Le sucre est une matière première dont dépend l'ensemble de la chaîne alimentaire : pains, boissons, jus industriels, pâtisseries artisanales, bouillies. Une hausse du prix du sucre importé se répercute mécaniquement sur l'ensemble de ces produits. Les consommateurs camerounais à faible revenu, premiers concernés, n'auront aucun levier pour contrebalancer cette évolution.
La souveraineté alimentaire se définit comme la capacité d'un pays à contrôler la production et le prix des denrées fondamentales consommées par sa population. Pour le sucre, cette souveraineté repose aujourd'hui presque entièrement sur la survie de la SOSUCAM.
Ce qui se joue dans les prochains mois et au-delà
La priorité pour la SOSUCAM est de stabiliser son bilan. Cela passe nécessairement par une décision politique : le gouvernement camerounais va-t-il renforcer les barrières douanières sur le sucre importé pour redonner de l'air à la production locale ? Sans cette protection tarifaire, aucun redressement opérationnel ne suffira à compenser l'écart de prix avec les importations.
Les bassins d'emploi de Mbandjock et Nkoteng sont directement exposés. Des milliers de familles dépendent des salaires versés par le complexe sucrier. Une fermeture partielle ou totale des lignes de production entraînerait un choc social localisé mais intense, dans des zones où l'offre d'emploi alternatif est structurellement limitée.
À moyen terme , l'enjeu est celui de la réindustrialisation du secteur. Si la SOSUCAM ne parvient pas à moderniser ses outils de production pour réduire ses coûts unitaires, la protection douanière seule ne suffira pas.

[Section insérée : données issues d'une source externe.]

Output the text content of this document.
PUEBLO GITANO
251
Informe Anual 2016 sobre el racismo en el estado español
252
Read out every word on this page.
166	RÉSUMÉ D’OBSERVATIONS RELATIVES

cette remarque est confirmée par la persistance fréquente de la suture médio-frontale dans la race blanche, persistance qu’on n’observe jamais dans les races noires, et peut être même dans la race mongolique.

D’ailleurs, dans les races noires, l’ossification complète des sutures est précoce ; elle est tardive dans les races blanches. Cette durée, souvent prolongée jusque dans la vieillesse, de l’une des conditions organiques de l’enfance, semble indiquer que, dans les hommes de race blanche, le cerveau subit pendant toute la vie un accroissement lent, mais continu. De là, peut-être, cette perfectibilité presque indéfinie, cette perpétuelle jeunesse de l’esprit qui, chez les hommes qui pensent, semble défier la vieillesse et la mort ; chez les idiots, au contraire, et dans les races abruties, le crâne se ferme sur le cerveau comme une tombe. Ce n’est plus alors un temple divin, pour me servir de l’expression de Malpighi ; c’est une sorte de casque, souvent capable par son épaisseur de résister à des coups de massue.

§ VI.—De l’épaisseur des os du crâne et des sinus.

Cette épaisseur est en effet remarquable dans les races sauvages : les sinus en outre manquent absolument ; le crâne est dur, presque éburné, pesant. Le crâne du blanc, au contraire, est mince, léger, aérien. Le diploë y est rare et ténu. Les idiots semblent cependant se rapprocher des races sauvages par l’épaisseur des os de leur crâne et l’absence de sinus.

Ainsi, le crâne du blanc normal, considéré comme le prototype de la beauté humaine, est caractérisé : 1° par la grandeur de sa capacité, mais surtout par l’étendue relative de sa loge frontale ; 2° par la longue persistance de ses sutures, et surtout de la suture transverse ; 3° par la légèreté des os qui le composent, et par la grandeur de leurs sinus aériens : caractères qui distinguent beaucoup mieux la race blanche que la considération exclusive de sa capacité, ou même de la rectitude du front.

Le marché camerounais du sucre risque de basculer durablement sous contrôle étranger, avec toutes les vulnérabilités que cela implique pour les prix à la consommation et l'équilibre de la balance commerciale nationale.
Protectionnisme ciblé ou modernisation forcée ?
La crise de la SOSUCAM pose une question de fond que les décideurs camerounais ne peuvent plus esquiver : faut-il protéger l'industrie nationale par des barrières commerciales, ou exiger sa modernisation compétitive au risque de la perdre dans l'intervalle ?
Les deux réponses ont un coût. La première pèse sur le consommateur et crée des rentes. La seconde expose des milliers d'emplois à une transition douloureuse. Ce que l'hémorragie financière de 37 milliards en deux ans dit clairement, c'est que l'immobilisme, lui, n'est plus une option.